Even if the Steamroller bags another win, so far this looks like a pretty weak bounce.


I’m wading into subjectivity here but I view Thursday’s decline as such that the longer it takes to recover the lost ground the less likely it becomes. That is, the technical condition can deteriorate further without any further decline in price. This is how markets correct through time as well as price. We can easily have an attempt at a bounce but as time goes on the MA’s cross over and previous support becomes a resistance level where bears become emboldened and press shorts.

Basically, we’re in no-man’s land where battle lines are drawn and actionable triggers in either direction are determined. For trend followers this is what we do constantly, but for those without such a systematic approach lines in the sand get drawn above or below which major decisions are made.

Even though this environment alerts us to manage risk and honor stops, don’t also rule out the possibility that new opportunities emerge within it. We saw this earlier in the year when there were still names making new highs as other areas of the market took pause. So far, this decline looks broader in nature but interestingly there are some traditional momentum names shaping up well, hardly the action you’d expect in a lasting correction.

Over a week ago before the decline got underway I had additional long signals in $AAPL, $DPS, $HPQ, $LMT, $NOC, $QIHU, and $IPG. I also had an entry in $ARRS which has already been exited after taking a post-earnings hit. It happens. Not very often, but it happens.

Stay disciplined, manage risk, and have a plan for whatever may transpire.




Skip to comment form

  1. Shay

    Thanks Jon. Educational as always

  2. Leonardo

    Out of curiosity, does the steamroller’s win rate actually equate to positive dollars earned too? In other words, can the system produce a win rate yet be at a loss in dollar terms or am I just being stupid?

    1. Jon Boorman

      It has made money but it’s perfectly possible for a system with a 90% win rate to be a losing system. It’s easy for someone with a high-win rate to attribute the rare big losing trade as just being unlucky when in fact it’s an inherent part of such a system. Have a few big losers in a row and it can be enough to wipe you out.

  3. MC

    Jon, thanks for posting.

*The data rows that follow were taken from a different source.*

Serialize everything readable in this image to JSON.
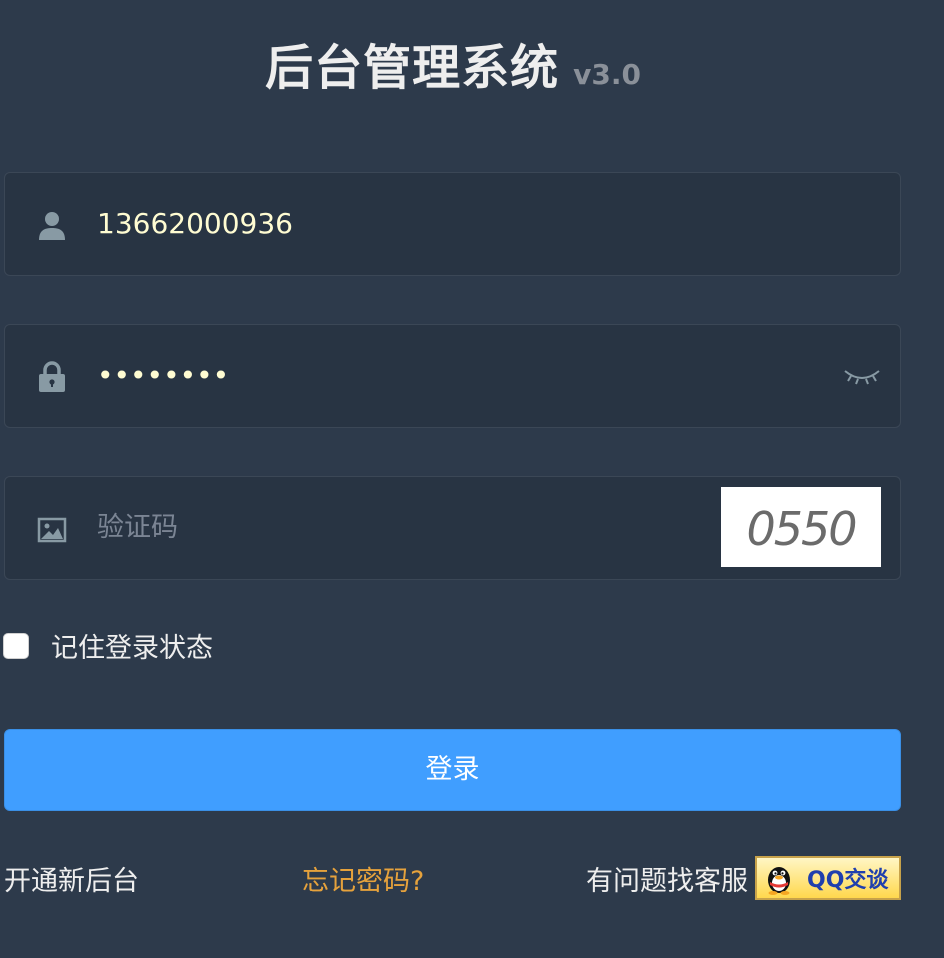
{
  "header": {
    "title": "后台管理系统",
    "version": "v3.0"
  },
  "form": {
    "username": {
      "icon": "user-icon",
      "value": "13662000936"
    },
    "password": {
      "icon": "lock-icon",
      "value": "••••••••",
      "toggle_icon": "eye-closed-icon"
    },
    "captcha": {
      "icon": "image-icon",
      "placeholder": "验证码",
      "image_text": "0550"
    },
    "remember": {
      "label": "记住登录状态",
      "checked": false
    },
    "login_button": "登录"
  },
  "footer": {
    "open_link": "开通新后台",
    "forgot_link": "忘记密码?",
    "help_text": "有问题找客服",
    "qq_button": "QQ交谈"
  },
  "colors": {
    "background": "#2d3a4b",
    "input_bg": "#283443",
    "primary": "#409eff",
    "warning": "#e6a23c",
    "input_text": "#fffcd2"
  }
}
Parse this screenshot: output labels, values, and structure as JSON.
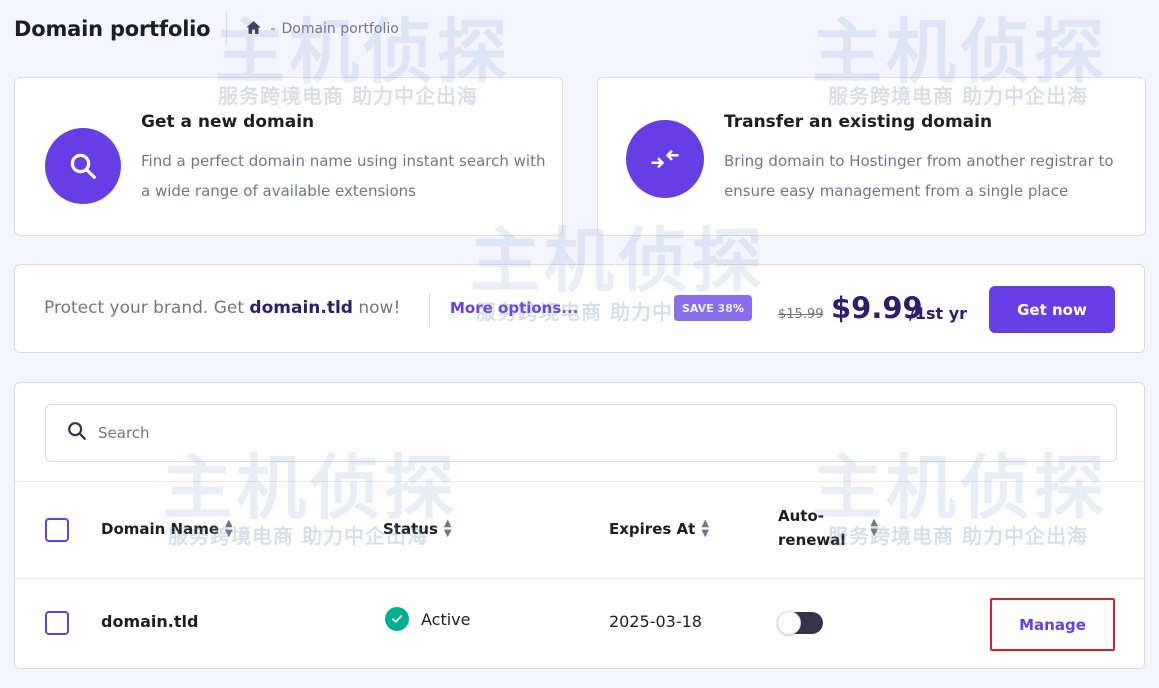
{
  "header": {
    "title": "Domain portfolio",
    "breadcrumb_sep": "-",
    "breadcrumb_current": "Domain portfolio"
  },
  "offers": [
    {
      "title": "Get a new domain",
      "description": "Find a perfect domain name using instant search with a wide range of available extensions",
      "icon": "search-icon"
    },
    {
      "title": "Transfer an existing domain",
      "description": "Bring domain to Hostinger from another registrar to ensure easy management from a single place",
      "icon": "transfer-arrows-icon"
    }
  ],
  "promo": {
    "text_before": "Protect your brand. Get ",
    "domain": "domain.tld",
    "text_after": " now!",
    "more_options": "More options...",
    "badge": "SAVE 38%",
    "old_price": "$15.99",
    "new_price": "$9.99",
    "price_unit": "/1st yr",
    "cta": "Get now"
  },
  "search": {
    "placeholder": "Search"
  },
  "table": {
    "columns": {
      "domain": "Domain Name",
      "status": "Status",
      "expires": "Expires At",
      "auto_renewal": "Auto-renewal"
    },
    "rows": [
      {
        "domain": "domain.tld",
        "status": "Active",
        "expires": "2025-03-18",
        "auto_renewal": false,
        "action": "Manage"
      }
    ]
  },
  "watermark": {
    "big": "主机侦探",
    "small": "服务跨境电商 助力中企出海"
  },
  "colors": {
    "primary": "#673de6",
    "active": "#00b090",
    "highlight": "#d6202e"
  }
}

Really enjoy your blog.

    Quick question, for those of us with a smaller account (less than $50k), what approach do you recommend when setting up a trend following system using futures?

    I was thinking one would have to limit themselves to maybe 5 or less markets, concentrating on those that would allow for an appropriately sized stop without destroying an account when hit.

    Any thoughts?

    1. Jon Boorman

      The danger of trading a small amount of markets is you will lose the benefit of diversification that trading multiple markets and asset classes brings. Although I only show 10 markets on here I actually follow a universe of 40. It may be possible for you as much as possible to trade markets that have mini contracts, but on a small portfolio you may still have situations where once you’ve worked out where your stop would be and divided it back into how much you want to risk as a percentage of a portfolio, it results in a contract size of less than 1. Then you have a decision of whether to round it up, or to just not take the signal. Whatever you decide, once that becomes your reality you may actually find it makes more sense to track more markets to compensate for the number of signals you might not be able to take.